A l’heure où la compétition est de mise sur le marché de l’art, compétition entre les grandes sociétés de ventes, entre les pays souhaitant rester ou devenir des places fortes, entre les artistes pour savoir qui l’emportera sur l’autre ; à l’heure ou le marketing, les effets de mode et l’hypermédiatisation du secteur haut de gamme s’imposent, qu’en est-il réellement des niveaux de prix aux enchères ?
L’art n’est pas inabordable. Il n’est pas un bien exclusivement réservé aux investisseurs bien conseillés et aux initiés fortunés.
Le marché demeure, dans sa grande majorité, un terrain propice aux petits et moyens portefeuilles, avec des occasions d’acquisitions à moins de 5 000 $ qui constituent le plus large panel de l’offre. Les oeuvres adjugées moins de 5 000 $ concernent aujourd’hui 70 % du marché mondial, une part qui se délite à l’aune de la décennie (-5 points depuis 2013) tant les enchères sont portées hautes en Chine et aux Etats-Unis, les deux premières places de marché haut de gamme. Ne croyez pas que cette gamme de prix soit réservée aux seuls « seconds couteaux », aux artistes régionaux ou aux jeunes recrues contemporaines faisant leurs premiers essais en salles de ventes. Il n’en est rien. Les oeuvres accessibles pour moins de 5 000 $ concernent des signatures aussi célèbres et hautement cotées que le maître du XVIIème siècle REMBRANDT VAN RIJN (plus de 60 % des lots vendus moins de 5 000 $. Il s’agit de gravures pour lesquelles il est recommandé de prêter attention à la qualité et à la date des épreuves), la star des photographes japonais Nobuyoshi ARAKI (plus de 80 % des lots vendus grâce à la pléthore de Polaroïds, qui présentent l’avantage d’être des oeuvres originales et uniques), le leader Nouveau réaliste CÉSAR (plus de la moitié des lots vendus) ou la grande artiste franco-américaine Louise BOURGEOIS (40 % des lots, les gravures, sont vendus moins de 5 000 $).

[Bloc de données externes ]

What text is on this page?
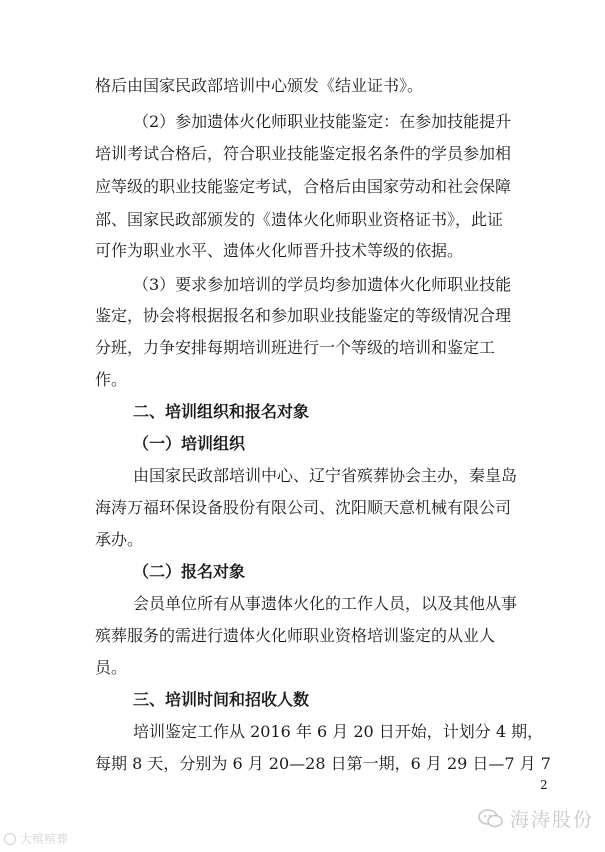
格后由国家民政部培训中心颁发《结业证书》。
（2）参加遗体火化师职业技能鉴定：在参加技能提升
培训考试合格后，符合职业技能鉴定报名条件的学员参加相
应等级的职业技能鉴定考试，合格后由国家劳动和社会保障
部、国家民政部颁发的《遗体火化师职业资格证书》，此证
可作为职业水平、遗体火化师晋升技术等级的依据。
（3）要求参加培训的学员均参加遗体火化师职业技能
鉴定，协会将根据报名和参加职业技能鉴定的等级情况合理
分班，力争安排每期培训班进行一个等级的培训和鉴定工
作。
二、培训组织和报名对象
（一）培训组织
由国家民政部培训中心、辽宁省殡葬协会主办，秦皇岛
海涛万福环保设备股份有限公司、沈阳顺天意机械有限公司
承办。
（二）报名对象
会员单位所有从事遗体火化的工作人员，以及其他从事
殡葬服务的需进行遗体火化师职业资格培训鉴定的从业人
员。
三、培训时间和招收人数
培训鉴定工作从 2016 年 6 月 20 日开始，计划分 4 期，
每期 8 天，分别为 6 月 20—28 日第一期，6 月 29 日—7 月 7
2
海涛股份
大殡殡葬
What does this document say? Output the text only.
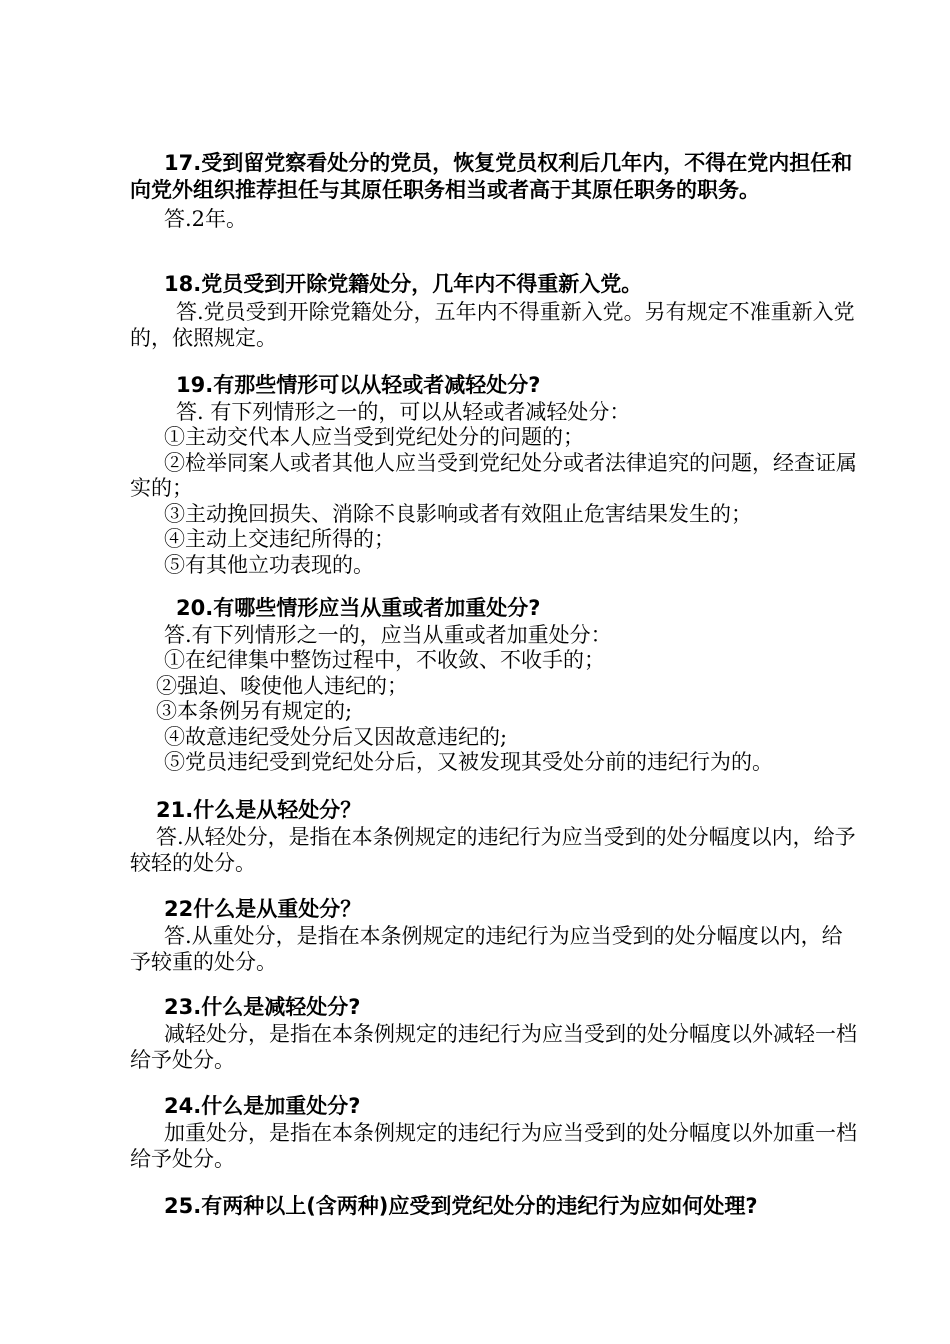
17.受到留党察看处分的党员，恢复党员权利后几年内，不得在党内担任和向党外组织推荐担任与其原任职务相当或者高于其原任职务的职务。

答.2年。

18.党员受到开除党籍处分，几年内不得重新入党。

答.党员受到开除党籍处分，五年内不得重新入党。另有规定不准重新入党的，依照规定。

19.有那些情形可以从轻或者减轻处分?

答. 有下列情形之一的，可以从轻或者减轻处分：

①主动交代本人应当受到党纪处分的问题的；

②检举同案人或者其他人应当受到党纪处分或者法律追究的问题，经查证属实的；

③主动挽回损失、消除不良影响或者有效阻止危害结果发生的；

④主动上交违纪所得的；

⑤有其他立功表现的。

20.有哪些情形应当从重或者加重处分?

答.有下列情形之一的，应当从重或者加重处分：

①在纪律集中整饬过程中，不收敛、不收手的；

②强迫、唆使他人违纪的；

③本条例另有规定的;

④故意违纪受处分后又因故意违纪的;

⑤党员违纪受到党纪处分后，又被发现其受处分前的违纪行为的。

21.什么是从轻处分？

答.从轻处分，是指在本条例规定的违纪行为应当受到的处分幅度以内，给予较轻的处分。

22什么是从重处分？

答.从重处分，是指在本条例规定的违纪行为应当受到的处分幅度以内，给予较重的处分。

23.什么是减轻处分?

减轻处分，是指在本条例规定的违纪行为应当受到的处分幅度以外减轻一档给予处分。

24.什么是加重处分?

加重处分，是指在本条例规定的违纪行为应当受到的处分幅度以外加重一档给予处分。

25.有两种以上(含两种)应受到党纪处分的违纪行为应如何处理?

C’est en Europe que l’offre « abordable » est la plus dense et la plus intéressante. De petits trésors sont régulièrement dénichés dans les petites maisons de ventes régionales, ou à Drouot, premier réservoir d’oeuvres d’art en France, qui réunit 74 Sociétés de Ventes Volontaires et offre quelques 500 000 objets et oeuvres à la vente chaque année. Outre les pièces historiques pour lesquelles la France demeure un grenier (à défaut d’une véritable caverne d’alibaba), des pans entiers de l’art du XXème siècle se retrouvent sous-cotés. Puisque la majorité des artistes européens (hormis quelques leaders anglais et allemands) et surtout des artistes français, sont à l’abri de la spéculation, ils demeurent une force vive et abordable pour les amoureux d’art désireux d’acquérir des signatures déjà reconnues et des oeuvres en phase avec leur temps.
Citons par exemple Gérard GAROUSTE , dont la dernière grande toile proposée en salle a recueilli 16 000 euros (environ 22 000 $, Sans titre, 1974, Artcurial Paris, le 5 mai 2014) et dont le dernier dessin à l’encre s’est vendu seulement 700 euros (soit 963 $, Personnages, 1987, Beaussant-Lefevre SARL, Paris, 18 décembre 2013) ; citons encore Jean-Michel ALBEROLA, associé à la Figuration libre , dont une gouache de plus d’un mètre se vendait l’équivalent de 5 300 $ en avril 2014 (La Main qui tient, 1998, 112 cm x 91.5 cm, Tajan Paris, 29 avril 2014), ou Ivan MESSAC, qui fut le plus jeune artiste associé à la Figuration Narrative , et dont une acrylique sur papier de 1975 changeait de mains pour 2 200 $ seulement, à Versailles en avril 2014 également (American Indian Movement, 44 cm x 43.5 cm, Versailles enchères, 27 avril 2014)…
Autant d’artistes qui font partie des grands musées nationaux et de l’histoire de l’art du XXème, tout en demeurant loin, très loin, du flot d’argent généré par leurs cadets américains ou chinois. En-dehors des signatures stars et des effets de mode, toutes les scènes artistiques européennes (et pas seulement les « émergentes ») sont à explorer ou à redécouvrir, d’autant plus aisément que l’accès à l’information n’a jamais été si rapide et aisé.